Cuando me desvío y me encuentro leyendo filosofía, periodismo o literatura, comparándome con cualquier tipo de autor, parece que nada de lo que hago tiene sentido porque nunca de los nuncas seré ellos. El estilo con el que arman oraciones, el análisis, la obsesión, el público, el alcance, el objetivo y todo aquello que los sostiene por debajo para que hagan lo que hacen, nada de eso es mío.

Solía pensar, para darme ánimos, que Kant, nunca se dijo "Seré Kant" y se esforzó en ser el filósofo capaz de escribir una obra por años siguiendo un plan cuidadosamente trazado. Kant simplemente fue él y su esfuerzo estuvo justamente en ser él. Que haya resultado en lo que resultó, que lo veamos ahora a la distancia y nos asombremos de él, no corresponde al proyecto de Immanuel como "Kant". A lo más uno tiene el proyecto de seguir un llamado que bien puede mantenerse o verse sometido a tempestades capaces de desviarle a uno de uno mismo.

El imaginarse a uno mismo sobre un pilar puede ser un motivo al inicio que eventualmente se torna en la más pesada de las cargas. No toda visión de uno mismo tiene el carácter de profética y al hacerse de una para sí mismo puede resultar en grillete más que en impulso. Porque, me parece, uno no es una visión, uno es y la motivación viene de ser eso que en sí mismo y por sí mismo quiere ser.
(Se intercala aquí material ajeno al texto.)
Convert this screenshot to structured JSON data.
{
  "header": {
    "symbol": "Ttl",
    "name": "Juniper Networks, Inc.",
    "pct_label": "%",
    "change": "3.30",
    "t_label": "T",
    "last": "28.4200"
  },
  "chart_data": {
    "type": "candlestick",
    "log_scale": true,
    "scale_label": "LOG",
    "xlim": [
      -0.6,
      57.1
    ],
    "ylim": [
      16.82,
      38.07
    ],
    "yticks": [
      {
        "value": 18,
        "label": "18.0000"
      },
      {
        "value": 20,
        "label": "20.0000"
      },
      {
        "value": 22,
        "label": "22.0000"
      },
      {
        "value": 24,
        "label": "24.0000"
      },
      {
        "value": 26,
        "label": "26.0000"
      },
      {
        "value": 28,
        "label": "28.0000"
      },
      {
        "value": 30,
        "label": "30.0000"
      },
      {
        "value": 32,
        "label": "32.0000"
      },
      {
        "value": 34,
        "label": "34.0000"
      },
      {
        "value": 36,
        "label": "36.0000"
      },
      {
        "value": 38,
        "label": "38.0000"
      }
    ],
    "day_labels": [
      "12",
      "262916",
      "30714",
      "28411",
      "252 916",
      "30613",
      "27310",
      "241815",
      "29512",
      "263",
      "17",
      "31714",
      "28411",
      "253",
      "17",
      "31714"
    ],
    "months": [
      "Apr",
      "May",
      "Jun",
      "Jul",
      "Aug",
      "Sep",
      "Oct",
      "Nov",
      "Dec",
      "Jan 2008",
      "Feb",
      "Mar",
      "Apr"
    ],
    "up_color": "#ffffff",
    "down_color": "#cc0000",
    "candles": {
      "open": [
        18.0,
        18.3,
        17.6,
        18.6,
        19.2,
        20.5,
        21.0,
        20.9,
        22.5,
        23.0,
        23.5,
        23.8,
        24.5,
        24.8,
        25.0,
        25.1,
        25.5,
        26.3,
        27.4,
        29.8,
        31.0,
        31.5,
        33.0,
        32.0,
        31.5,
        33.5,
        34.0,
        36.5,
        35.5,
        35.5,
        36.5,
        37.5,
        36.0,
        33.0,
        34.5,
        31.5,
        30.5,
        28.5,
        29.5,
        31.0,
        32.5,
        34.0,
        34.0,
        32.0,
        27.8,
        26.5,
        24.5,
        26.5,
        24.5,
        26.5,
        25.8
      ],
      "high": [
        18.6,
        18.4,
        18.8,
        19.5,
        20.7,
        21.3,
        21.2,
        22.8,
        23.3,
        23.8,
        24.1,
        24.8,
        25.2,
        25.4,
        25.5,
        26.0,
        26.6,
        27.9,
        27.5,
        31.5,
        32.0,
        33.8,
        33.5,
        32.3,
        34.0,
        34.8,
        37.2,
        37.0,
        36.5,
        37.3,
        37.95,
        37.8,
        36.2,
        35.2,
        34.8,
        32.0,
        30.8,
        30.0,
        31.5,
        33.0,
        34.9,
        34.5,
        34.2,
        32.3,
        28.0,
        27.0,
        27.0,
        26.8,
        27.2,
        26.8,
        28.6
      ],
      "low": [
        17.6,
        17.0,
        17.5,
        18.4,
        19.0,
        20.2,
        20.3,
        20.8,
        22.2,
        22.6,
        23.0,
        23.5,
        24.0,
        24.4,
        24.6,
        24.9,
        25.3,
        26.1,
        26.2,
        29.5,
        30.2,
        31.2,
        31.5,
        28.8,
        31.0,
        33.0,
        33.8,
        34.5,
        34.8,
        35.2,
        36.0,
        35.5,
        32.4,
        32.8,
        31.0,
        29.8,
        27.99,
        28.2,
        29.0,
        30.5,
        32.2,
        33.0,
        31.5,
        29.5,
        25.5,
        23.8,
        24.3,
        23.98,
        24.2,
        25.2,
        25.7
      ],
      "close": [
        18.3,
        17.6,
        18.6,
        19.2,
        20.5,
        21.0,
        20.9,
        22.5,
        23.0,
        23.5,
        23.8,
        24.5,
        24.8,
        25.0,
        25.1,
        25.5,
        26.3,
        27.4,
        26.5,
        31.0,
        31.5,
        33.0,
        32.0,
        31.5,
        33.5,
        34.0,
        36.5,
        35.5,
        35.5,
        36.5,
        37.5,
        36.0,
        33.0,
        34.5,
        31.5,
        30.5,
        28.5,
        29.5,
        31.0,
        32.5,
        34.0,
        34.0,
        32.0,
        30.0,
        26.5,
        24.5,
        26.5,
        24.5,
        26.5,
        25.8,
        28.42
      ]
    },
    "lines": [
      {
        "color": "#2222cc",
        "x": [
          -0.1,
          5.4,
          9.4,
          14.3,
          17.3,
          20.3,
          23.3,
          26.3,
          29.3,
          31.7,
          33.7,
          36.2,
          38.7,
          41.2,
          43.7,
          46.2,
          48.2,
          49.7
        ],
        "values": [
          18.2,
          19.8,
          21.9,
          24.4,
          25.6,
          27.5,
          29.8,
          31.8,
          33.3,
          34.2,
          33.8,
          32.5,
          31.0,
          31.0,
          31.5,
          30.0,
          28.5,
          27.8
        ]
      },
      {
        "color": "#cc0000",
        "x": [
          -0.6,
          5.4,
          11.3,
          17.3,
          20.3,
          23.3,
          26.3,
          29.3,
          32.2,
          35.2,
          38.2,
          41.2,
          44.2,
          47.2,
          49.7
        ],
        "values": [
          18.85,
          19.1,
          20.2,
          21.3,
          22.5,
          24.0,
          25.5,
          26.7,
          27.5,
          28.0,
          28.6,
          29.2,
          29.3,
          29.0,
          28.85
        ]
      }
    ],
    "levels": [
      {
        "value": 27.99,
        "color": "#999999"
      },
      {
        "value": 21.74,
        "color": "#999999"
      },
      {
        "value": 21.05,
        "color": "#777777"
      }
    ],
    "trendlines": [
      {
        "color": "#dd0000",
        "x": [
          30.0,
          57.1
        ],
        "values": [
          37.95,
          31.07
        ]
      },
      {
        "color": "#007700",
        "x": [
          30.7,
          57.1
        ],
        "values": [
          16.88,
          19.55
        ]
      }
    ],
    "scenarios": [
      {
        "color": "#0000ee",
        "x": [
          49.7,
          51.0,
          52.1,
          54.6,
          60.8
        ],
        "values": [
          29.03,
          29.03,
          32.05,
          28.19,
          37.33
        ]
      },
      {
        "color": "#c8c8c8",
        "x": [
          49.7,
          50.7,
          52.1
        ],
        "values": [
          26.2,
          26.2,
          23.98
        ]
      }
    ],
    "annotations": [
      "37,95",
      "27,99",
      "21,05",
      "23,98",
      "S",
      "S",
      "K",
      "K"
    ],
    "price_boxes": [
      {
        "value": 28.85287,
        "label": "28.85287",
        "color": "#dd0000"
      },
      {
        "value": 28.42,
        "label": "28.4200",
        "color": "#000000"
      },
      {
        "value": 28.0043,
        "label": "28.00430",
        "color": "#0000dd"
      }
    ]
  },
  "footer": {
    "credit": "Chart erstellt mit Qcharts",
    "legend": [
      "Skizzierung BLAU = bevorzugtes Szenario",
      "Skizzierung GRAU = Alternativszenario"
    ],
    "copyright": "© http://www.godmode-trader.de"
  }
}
Cuando me reencuentro y escucho música, la música me muestra lo que quiero ser. No, no quiero ser ni la música en sí, ni el músico, ni el intérprete ni nada en concreto. Lo que quiero ser es eso que siento cuando escucho la música. Quiero ser lo que siento. Quiero que ese querer se manifieste, brote y sea la luz que me inspire a seguir permitiendo que sea ese brotar.

Cuando en este estado de reencuentro pienso en la claridad mental de Kant, en la insistencia de Heidegger, en la abismosidad de Kierkegaard, en los mundos de Tolstói, en la humildad de Benedetti, en la dimensionalidad de Murakami… pienso justamente en lo que siento. Cuando me desvío sólo veo nombres inalcanzables puestos ante mí para demostrarme lo que nunca seré.

Cuando me animo a escribir, por un momento me dejo ser en el reencuentro y en cada línea me dejo para luego volver y encontrarme como ese sentir que quiere ser. Que sea de todo esto, no sé. Pero si te alcanza habrá valido la pena.